5. Your two pieces forthcoming in MIDTERM tackle an intersection between technological futurism and the construction/deconstruction of gender. How do you generate this discourse within a space that has seen a lot of misogynistic characters, theorists, writings?
Many times the writing space I enter into and create is done with the purpose of creating a safe space to confront and counter injustices, especially misogyny, homophobia, and racism. I generate this discourse by keeping honesty and fearlessness at the forefront of my mind and doing my best not to dilute my message despite outside pressures or expectations to either censor myself or to stay within certain confines of past social justice themed messages or poems.
6. How did your usage of form develop over time? Do you find the creation of the visual elements of poetry to be engaging, reductive?
In my early work, my poetry forms were inspired by my public readings. I placed line breaks, spaces, and stanza breaks on the page based on where I paused while reading the poem aloud. For my subsequent work I tried more experimental forms as a way to challenge myself and to keep the writing process fresh and exciting. I also tried using forms that some might consider overdone or cliché to see if I could breathe new life into those forms.
7. What would be a piece of advice you give to young writers– especially young queer writers? Why?
My advice to young writers is to be careful about the advice you take from more experienced writers. Discernment is vital because the objective mentors you’re looking for may be harder to find the more promise and talent you have. My advice to young queer writers is to not let others define you or your writing and to be mindful of how much the world needs to hear your voice and perspectives.

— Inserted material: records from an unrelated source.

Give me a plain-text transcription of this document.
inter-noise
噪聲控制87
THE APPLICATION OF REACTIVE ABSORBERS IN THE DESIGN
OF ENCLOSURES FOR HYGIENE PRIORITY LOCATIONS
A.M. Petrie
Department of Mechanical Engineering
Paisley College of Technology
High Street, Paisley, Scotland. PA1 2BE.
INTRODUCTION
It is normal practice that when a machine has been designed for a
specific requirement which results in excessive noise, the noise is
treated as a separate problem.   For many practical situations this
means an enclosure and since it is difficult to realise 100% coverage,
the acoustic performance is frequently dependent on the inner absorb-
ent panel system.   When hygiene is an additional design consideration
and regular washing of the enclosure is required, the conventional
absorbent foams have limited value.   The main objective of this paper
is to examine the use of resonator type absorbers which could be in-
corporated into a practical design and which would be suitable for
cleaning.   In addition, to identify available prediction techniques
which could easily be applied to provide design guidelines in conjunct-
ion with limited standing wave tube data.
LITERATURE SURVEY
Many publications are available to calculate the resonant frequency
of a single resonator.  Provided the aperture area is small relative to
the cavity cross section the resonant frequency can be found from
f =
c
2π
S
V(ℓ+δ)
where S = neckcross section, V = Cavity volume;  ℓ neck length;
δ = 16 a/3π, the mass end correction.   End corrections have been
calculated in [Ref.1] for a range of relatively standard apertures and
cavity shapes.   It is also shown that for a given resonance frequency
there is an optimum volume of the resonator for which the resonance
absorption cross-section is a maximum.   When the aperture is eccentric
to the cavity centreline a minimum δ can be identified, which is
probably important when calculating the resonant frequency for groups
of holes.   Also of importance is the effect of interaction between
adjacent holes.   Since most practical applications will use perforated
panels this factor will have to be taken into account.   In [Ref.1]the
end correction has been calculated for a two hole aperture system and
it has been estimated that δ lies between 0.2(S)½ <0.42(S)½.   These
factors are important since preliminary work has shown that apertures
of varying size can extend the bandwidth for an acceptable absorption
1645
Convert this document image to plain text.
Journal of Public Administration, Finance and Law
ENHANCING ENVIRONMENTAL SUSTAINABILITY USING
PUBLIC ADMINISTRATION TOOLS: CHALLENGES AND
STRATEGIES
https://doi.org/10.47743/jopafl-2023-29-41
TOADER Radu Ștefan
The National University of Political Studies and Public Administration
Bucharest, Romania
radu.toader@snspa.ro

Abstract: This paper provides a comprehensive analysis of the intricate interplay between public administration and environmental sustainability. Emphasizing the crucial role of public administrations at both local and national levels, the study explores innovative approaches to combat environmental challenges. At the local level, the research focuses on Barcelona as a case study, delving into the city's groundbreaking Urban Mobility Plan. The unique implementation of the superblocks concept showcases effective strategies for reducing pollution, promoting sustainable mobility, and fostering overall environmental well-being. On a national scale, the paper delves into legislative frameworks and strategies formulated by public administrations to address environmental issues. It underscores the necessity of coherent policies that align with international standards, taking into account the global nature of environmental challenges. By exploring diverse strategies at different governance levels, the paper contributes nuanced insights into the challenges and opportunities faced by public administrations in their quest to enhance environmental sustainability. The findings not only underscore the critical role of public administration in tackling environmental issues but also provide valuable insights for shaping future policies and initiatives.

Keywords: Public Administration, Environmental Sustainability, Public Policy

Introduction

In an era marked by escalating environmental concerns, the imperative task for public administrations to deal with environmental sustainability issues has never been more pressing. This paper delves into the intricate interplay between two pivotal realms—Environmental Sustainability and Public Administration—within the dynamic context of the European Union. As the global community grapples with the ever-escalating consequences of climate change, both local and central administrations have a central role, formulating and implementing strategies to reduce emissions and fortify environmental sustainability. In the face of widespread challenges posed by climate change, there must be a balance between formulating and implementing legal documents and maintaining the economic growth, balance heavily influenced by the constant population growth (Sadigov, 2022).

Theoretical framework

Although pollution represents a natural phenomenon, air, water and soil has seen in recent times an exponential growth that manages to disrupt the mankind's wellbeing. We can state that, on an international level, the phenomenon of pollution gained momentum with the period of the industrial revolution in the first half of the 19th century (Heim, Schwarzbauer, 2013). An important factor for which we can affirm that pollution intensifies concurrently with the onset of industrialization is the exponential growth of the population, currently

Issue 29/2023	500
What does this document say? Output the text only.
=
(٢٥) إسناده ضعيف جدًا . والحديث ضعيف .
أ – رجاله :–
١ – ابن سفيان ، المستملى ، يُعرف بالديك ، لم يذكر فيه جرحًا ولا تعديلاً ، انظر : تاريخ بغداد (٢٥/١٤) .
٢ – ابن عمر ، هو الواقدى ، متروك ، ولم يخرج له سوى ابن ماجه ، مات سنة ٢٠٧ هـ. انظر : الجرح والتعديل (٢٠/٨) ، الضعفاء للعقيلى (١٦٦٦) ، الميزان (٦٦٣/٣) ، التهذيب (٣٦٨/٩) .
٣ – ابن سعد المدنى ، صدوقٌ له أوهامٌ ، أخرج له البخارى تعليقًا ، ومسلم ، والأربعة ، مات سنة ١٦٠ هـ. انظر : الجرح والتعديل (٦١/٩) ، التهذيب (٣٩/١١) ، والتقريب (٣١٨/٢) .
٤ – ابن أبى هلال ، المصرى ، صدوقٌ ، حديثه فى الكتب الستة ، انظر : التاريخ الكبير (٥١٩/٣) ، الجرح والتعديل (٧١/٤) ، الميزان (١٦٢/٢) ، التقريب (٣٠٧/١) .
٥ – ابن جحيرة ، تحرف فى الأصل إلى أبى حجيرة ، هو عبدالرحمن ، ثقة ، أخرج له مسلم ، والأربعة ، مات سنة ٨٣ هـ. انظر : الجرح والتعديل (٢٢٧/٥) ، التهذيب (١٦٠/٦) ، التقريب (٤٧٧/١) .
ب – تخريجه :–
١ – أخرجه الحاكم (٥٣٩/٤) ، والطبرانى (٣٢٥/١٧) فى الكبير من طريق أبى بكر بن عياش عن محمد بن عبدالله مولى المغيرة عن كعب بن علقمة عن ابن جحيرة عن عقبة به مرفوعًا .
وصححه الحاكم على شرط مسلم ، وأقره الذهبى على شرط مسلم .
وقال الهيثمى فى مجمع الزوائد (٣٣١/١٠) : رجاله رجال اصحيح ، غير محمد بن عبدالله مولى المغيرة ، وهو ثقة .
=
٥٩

ANNIE CHRISTAIN is a professor of composition and ESOL at SUNY Cobleskill and a former artist resident of the Shanghai Swatch Art Peace Hotel and the Arctic Circle Art and Science Expedition. Her poems have appeared in Seneca Review, Oxford Poetry, Prelude, and The Lifted Brow, among others. She was a first-place winner of the Driftwood Press In-House Poem Contest and received the grand prize of the Hart Crane Memorial Poetry Contest, the Greg Grummer Poetry Award, the Oakland School of the Arts Enizagam Poetry Award, and the Neil Shepard Prize in Poetry. Tall As You Are Tall Between Them, her debut book of poetry, was published by C&R Press.